We have talked about precedence in an informal way. In the context of operations, the precedence is a value to represent the ordering in which to execute said operations.

We represent this ordering with the following function.

parser.rs
// ... Above
fn get_precedence(token: &Token) -> Option<u8> {
    match token.tok_name {
        TokenName::Plus | TokenName::Minus => Some(10),
        TokenName::Times | TokenName::Div | TokenName::Percent => Some(20),
        TokenName::Eq | TokenName::NotEq => Some(5),
        _ => None,
    }
}

With this system we can associate to each operation an priority value and we can then parse those operations accordingly.

The function responsible for the parsing is the following.

parser.rs
fn parse_binary_expression(&mut self, min_prec: u8) -> ParseProduction {
    let mut left = self.parse_postfix_expression()?;

    while let Some(prec) = Self::get_precedence(self.current_tok()) {
        if prec < min_prec {
            break;
        }

        let op_tok = self.current_tok().clone();
        self.consume_tok();

        let right = self.parse_binary_expression(prec + 1)?;
        left = ASTNode::BinaryExpression {
            left: Box::new(left),
            operator: op_tok.lexeme,
            right: Box::new(right),
        }
    }
    Ok(left)
}

The important detail in this function are the usage of the recursion calling the parse_binary_expression() method itself for the right operand of the operation; and the usage of a precedence check to correctly stop the evaluation of the operations.
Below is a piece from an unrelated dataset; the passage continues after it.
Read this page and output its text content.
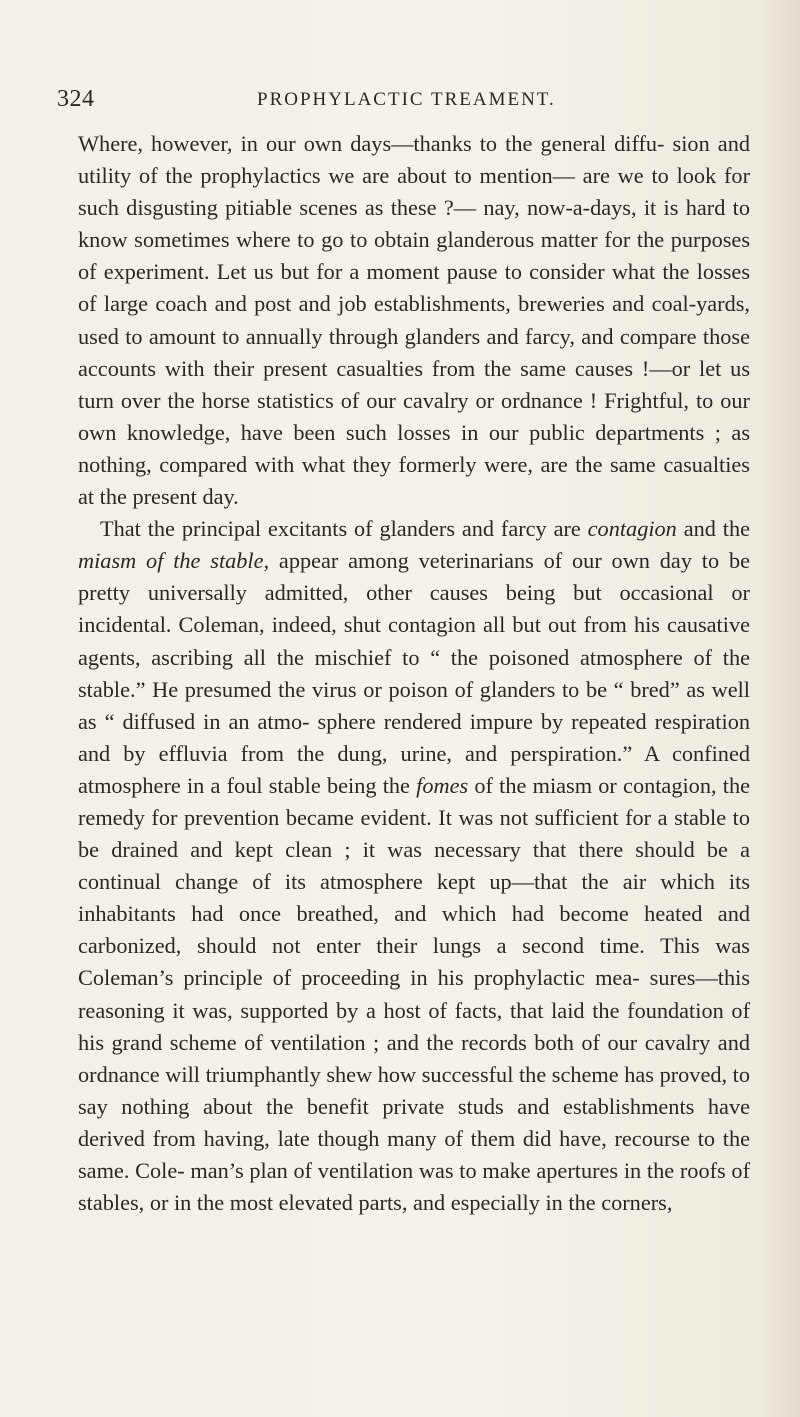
324	PROPHYLACTIC TREAMENT.

Where, however, in our own days—thanks to the general diffu- sion and utility of the prophylactics we are about to mention— are we to look for such disgusting pitiable scenes as these ?— nay, now-a-days, it is hard to know sometimes where to go to obtain glanderous matter for the purposes of experiment. Let us but for a moment pause to consider what the losses of large coach and post and job establishments, breweries and coal-yards, used to amount to annually through glanders and farcy, and compare those accounts with their present casualties from the same causes !—or let us turn over the horse statistics of our cavalry or ordnance ! Frightful, to our own knowledge, have been such losses in our public departments ; as nothing, compared with what they formerly were, are the same casualties at the present day.

That the principal excitants of glanders and farcy are contagion and the miasm of the stable, appear among veterinarians of our own day to be pretty universally admitted, other causes being but occasional or incidental. Coleman, indeed, shut contagion all but out from his causative agents, ascribing all the mischief to “ the poisoned atmosphere of the stable.” He presumed the virus or poison of glanders to be “ bred” as well as “ diffused in an atmo- sphere rendered impure by repeated respiration and by effluvia from the dung, urine, and perspiration.” A confined atmosphere in a foul stable being the fomes of the miasm or contagion, the remedy for prevention became evident. It was not sufficient for a stable to be drained and kept clean ; it was necessary that there should be a continual change of its atmosphere kept up—that the air which its inhabitants had once breathed, and which had become heated and carbonized, should not enter their lungs a second time. This was Coleman’s principle of proceeding in his prophylactic mea- sures—this reasoning it was, supported by a host of facts, that laid the foundation of his grand scheme of ventilation ; and the records both of our cavalry and ordnance will triumphantly shew how successful the scheme has proved, to say nothing about the benefit private studs and establishments have derived from having, late though many of them did have, recourse to the same. Cole- man’s plan of ventilation was to make apertures in the roofs of stables, or in the most elevated parts, and especially in the corners,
The recursive call of the method will increase the precedence value to ensure that the right child of an operation node is always of an higher precedence.

We will leave out all the parsing methods. Just one more will be included in the book. Specifically, the parsing method responsible for the parsing of terminal nodes.

parser.rs
fn parse_primary(&mut self) -> ParseProduction {
    let tok = self.current_tok().clone();
    match tok.tok_name {
        TokenName::Number => {
            self.consume_tok();
            Ok(ASTNode::NumberLiteral(tok.lexeme))
        }
        TokenName::Identifier => {
            self.consume_tok();
            Ok(ASTNode::Identifier(tok.lexeme))
        }
        TokenName::LPar => {
            self.consume_tok();
            let expr = self.parse_expression()?;
            self.expect_tok(TokenName::RPar)?;
            Ok(expr)
        }
        _ => Err(format!("Unexpected token in expression: {:?}", tok)),
    }
}

Here the parsing is simpler; the token gets checked. If it is a terminal token, then the corresponding AST node is returned. If, instead, it is a parenthesis, then we recursively call the parse_expression() method restarting the cycle.